Translation service providers have translation management systems that connect to machine translation engines via encrypted API connections. These translation management systems are designed to ingest all different types of content from PDF files to structured XML content. The TMS parses this content, so it is easy to pass to the MT engine and keeps tags and other formatting data, which also eases publishing of the translated content. Even more sophisticated scenarios for delivering the content back to cloud-based publishing systems and corporate intranets can be constructed to not only automate translation but also publishing.
How to Get Started with Machine Translation of Your Content?

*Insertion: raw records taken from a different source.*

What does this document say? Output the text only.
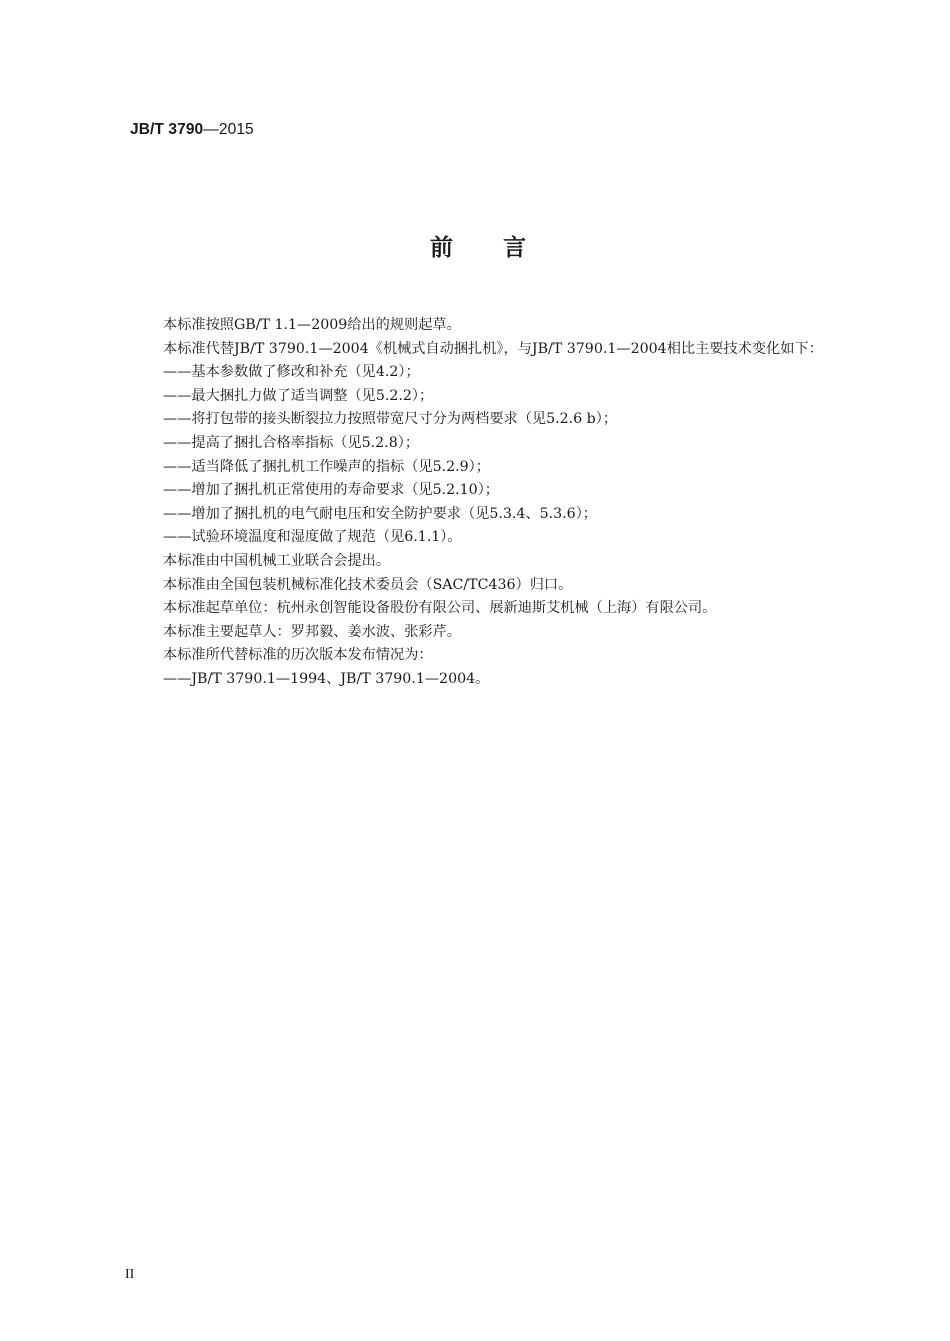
JB/T 3790—2015
前言
本标准按照GB/T 1.1—2009给出的规则起草。
本标准代替JB/T 3790.1—2004《机械式自动捆扎机》，与JB/T 3790.1—2004相比主要技术变化如下：
——基本参数做了修改和补充（见4.2）；
——最大捆扎力做了适当调整（见5.2.2）；
——将打包带的接头断裂拉力按照带宽尺寸分为两档要求（见5.2.6 b）；
——提高了捆扎合格率指标（见5.2.8）；
——适当降低了捆扎机工作噪声的指标（见5.2.9）；
——增加了捆扎机正常使用的寿命要求（见5.2.10）；
——增加了捆扎机的电气耐电压和安全防护要求（见5.3.4、5.3.6）；
——试验环境温度和湿度做了规范（见6.1.1）。
本标准由中国机械工业联合会提出。
本标准由全国包装机械标准化技术委员会（SAC/TC436）归口。
本标准起草单位：杭州永创智能设备股份有限公司、展新迪斯艾机械（上海）有限公司。
本标准主要起草人：罗邦毅、姜水波、张彩芹。
本标准所代替标准的历次版本发布情况为：
——JB/T 3790.1—1994、JB/T 3790.1—2004。
II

The best way to get started with using machine translation for your content is to engage a translation service provider who uses machine translation as part of their standard process. Even within the language services industry machine translation adoption varies between service providers. The best thing you can do is engage translation service companies and find out how they translate their content and if your organization can benefit from their use of machine translation. Note that many translation providers, even if they do use MT as part of their production processes may not offer to sell you raw machine translation—that is, unedited content produced by a machine translation because of the potential liability. Even if they do, there will be a cost to set up the process for your content and likely a small per-word rate that will be charged, so do not expect this service to be offered for free. Also do not be surprised if they ask you to sign a waiver that indemnifies their company for any errors or defects. This is a reminder that machine translation quality, albeit miraculous today as compared to just five years ago, is not the “Universal Translator” made famous by Star Trek. The machines still have a way to go to match the uniquely human aspects of language.